Usted está aquí: viernes 31 de marzo de 2006 Opinión Elizondo y la travesía de la escritura

Javier Aranda Luna

Elizondo y la travesía de la escritura

Es indiscutible que Salvador Elizondo fue, es, uno de los narradores más vitales de nuestro tiempo. No sólo por los temas extremos que tocó en su literatura, sino por las formas de escritura ensayadas por él. Así como abrevó en otras tradiciones literarias su prosa se nutrió de manera significativa con el cine, la pintura, la fotografía. Su libro más emblemático, Farebeuf o la crónica de un instante, además de ser el punto más alto de su narrativa es, también, su mayor acercamiento a la imagen como recurso narrativo. Ese libro está armado como una sucesión de imágenes cinematográficas cuya vecindad construye buena parte del discurso narrativo.

-Claro -me dijo un día Elizondo en el patio de su casa-, Farabeuf le debe mucho al Ulises de Joyce, a Finnegans wake, a Bataille, pero, también, a Serguei Eisenstein y a la escritura china.

Esa novela o, quizá, esa antinovela recupera un instante con imágenes que se despliegan ante el lector. Una casa en París, o mejor, una estancia, una playa, un teatro son los escenarios de un acto, de un instante, que no vemos porque la muerte es irrepresentable. Si resulta imposible vivirla, la ausencia de la vida es también el límite infranqueable de toda literatura. No abundan en nuestra tradición literaria -y no sólo en la nuestra-, escritores que busquen y se arriesguen haciendo libros experimentales. Ahora recuerdo sólo a Juan Rulfo con Pedro Páramo, a Carlos Fuentes con La región más transparente y a Salvador Elizondo con Farabeuf y El hipogeo secreto aunque, claro, no podría olvidar, en materia de poesía a Octavio Paz con Blanco una apuesta experimental que aún nos sacude y que este año, por cierto, cumple 40 de haber sido escrita.
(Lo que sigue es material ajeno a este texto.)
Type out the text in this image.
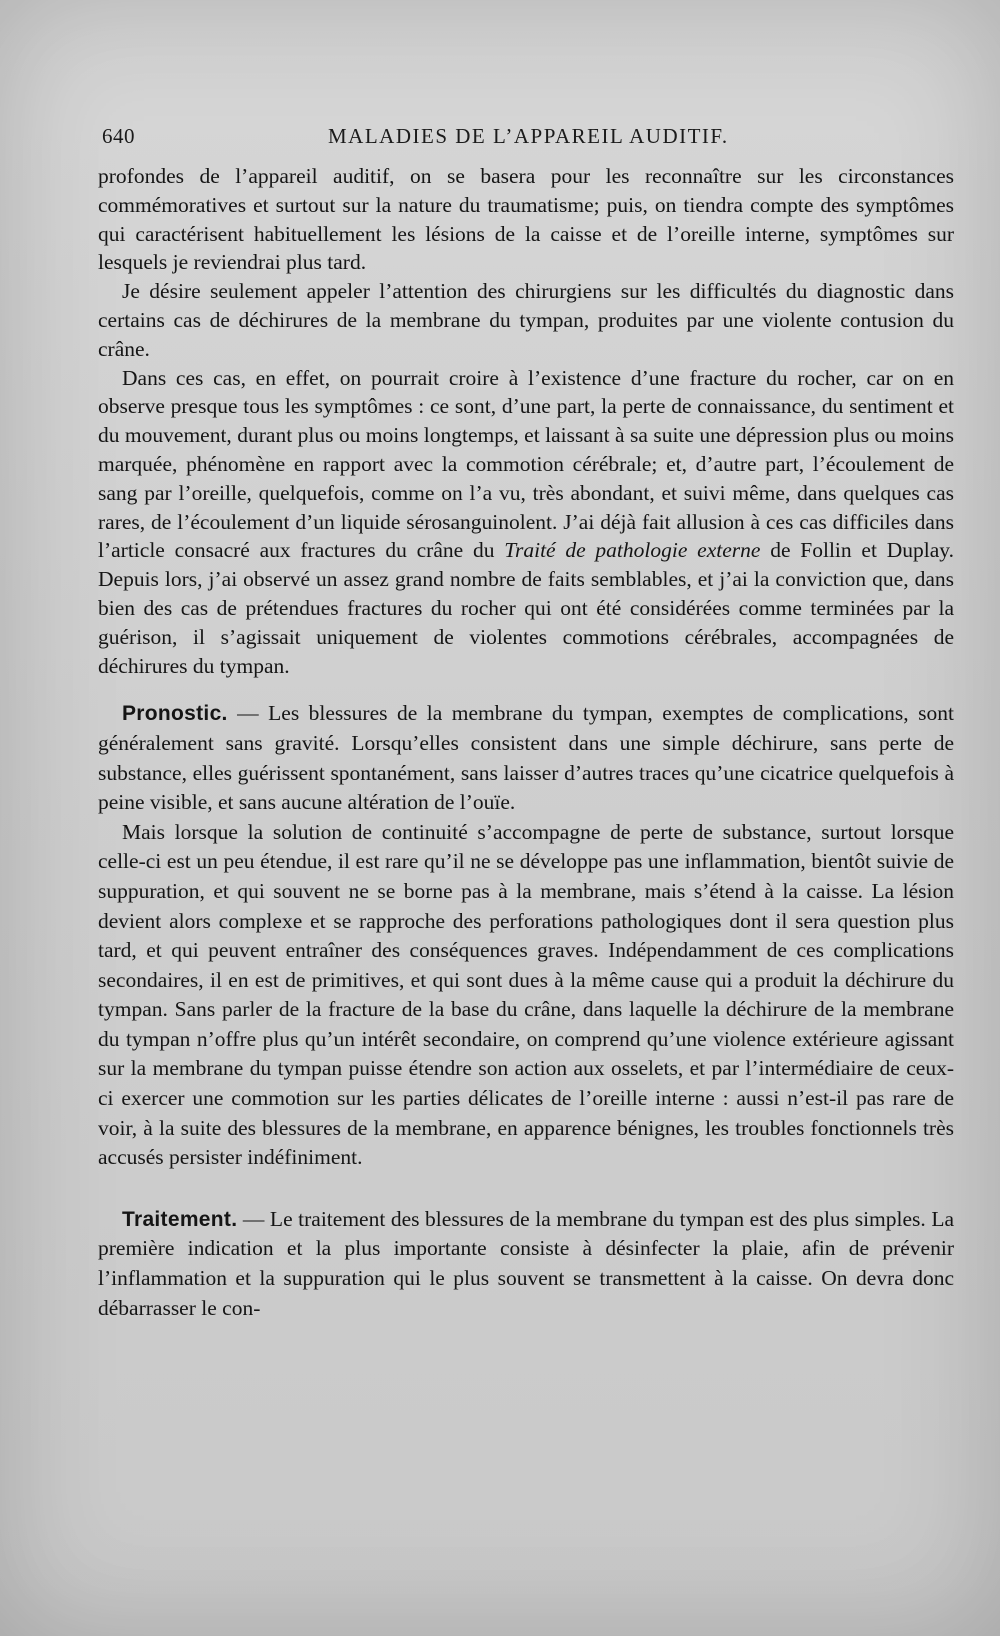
640	MALADIES DE L’APPAREIL AUDITIF.

profondes de l’appareil auditif, on se basera pour les reconnaître sur les circonstances commémoratives et surtout sur la nature du traumatisme; puis, on tiendra compte des symptômes qui caractérisent habituellement les lésions de la caisse et de l’oreille interne, symptômes sur lesquels je reviendrai plus tard.

Je désire seulement appeler l’attention des chirurgiens sur les difficultés du diagnostic dans certains cas de déchirures de la membrane du tympan, produites par une violente contusion du crâne.

Dans ces cas, en effet, on pourrait croire à l’existence d’une fracture du rocher, car on en observe presque tous les symptômes : ce sont, d’une part, la perte de connaissance, du sentiment et du mouvement, durant plus ou moins longtemps, et laissant à sa suite une dépression plus ou moins marquée, phénomène en rapport avec la commotion cérébrale; et, d’autre part, l’écoulement de sang par l’oreille, quelquefois, comme on l’a vu, très abondant, et suivi même, dans quelques cas rares, de l’écoulement d’un liquide sérosanguinolent. J’ai déjà fait allusion à ces cas difficiles dans l’article consacré aux fractures du crâne du Traité de pathologie externe de Follin et Duplay. Depuis lors, j’ai observé un assez grand nombre de faits semblables, et j’ai la conviction que, dans bien des cas de prétendues fractures du rocher qui ont été considérées comme terminées par la guérison, il s’agissait uniquement de violentes commotions cérébrales, accompagnées de déchirures du tympan.

Pronostic. — Les blessures de la membrane du tympan, exemptes de complications, sont généralement sans gravité. Lorsqu’elles consistent dans une simple déchirure, sans perte de substance, elles guérissent spontanément, sans laisser d’autres traces qu’une cicatrice quelquefois à peine visible, et sans aucune altération de l’ouïe.

Mais lorsque la solution de continuité s’accompagne de perte de substance, surtout lorsque celle-ci est un peu étendue, il est rare qu’il ne se développe pas une inflammation, bientôt suivie de suppuration, et qui souvent ne se borne pas à la membrane, mais s’étend à la caisse. La lésion devient alors complexe et se rapproche des perforations pathologiques dont il sera question plus tard, et qui peuvent entraîner des conséquences graves. Indépendamment de ces complications secondaires, il en est de primitives, et qui sont dues à la même cause qui a produit la déchirure du tympan. Sans parler de la fracture de la base du crâne, dans laquelle la déchirure de la membrane du tympan n’offre plus qu’un intérêt secondaire, on comprend qu’une violence extérieure agissant sur la membrane du tympan puisse étendre son action aux osselets, et par l’intermédiaire de ceux-ci exercer une commotion sur les parties délicates de l’oreille interne : aussi n’est-il pas rare de voir, à la suite des blessures de la membrane, en apparence bénignes, les troubles fonctionnels très accusés persister indéfiniment.

Traitement. — Le traitement des blessures de la membrane du tympan est des plus simples. La première indication et la plus importante consiste à désinfecter la plaie, afin de prévenir l’inflammation et la suppuration qui le plus souvent se transmettent à la caisse. On devra donc débarrasser le con-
La literatura experimental siempre será un riesgo, pues para los lectores comunes puede resultar, en ocasiones, inaccesible. Basta pensar en el Ulises de Joyce, cuya primera página fue traducida al español, y no es una casualidad, por el mismo Elizondo. Pero a éste nunca le preocuparon demasiado los lectores. Escribió por gusto, por el mero gusto de decir, de expresar y llevar al límite el ejercicio de escritura. Por eso me asombra que Farabeuf haya saltado el círculo de los happy fews y cuente con varias ediciones en varias editoriales.

Es conocida la afición que tuvo Elizondo, como Ezra Pound, por la escritura china: los ideogramas son hijos de imágenes superpuestas o enfrentadas que sirven para construir una idea. Signos trazados con pincel. La muerte y el placer son, creo, los signos, las ideas que este grafógrafo trazó con minucia de cirujano en Farabeuf, obra que también fue, es, límite, provocación, forma para subvertir al mundo, mecanismo para el juego y para conjurar al tiempo: travesía de la escritura, constancia de vida que dura lo que dura un instante, un parpadeo. ¿Así es más real? A Elizondo le sobreviven su mujer, la estupenda fotógrafa Paulina Lavista, hijos, nietos y un libro, Farabeuf que, parece, contiúa multiplicando lectores.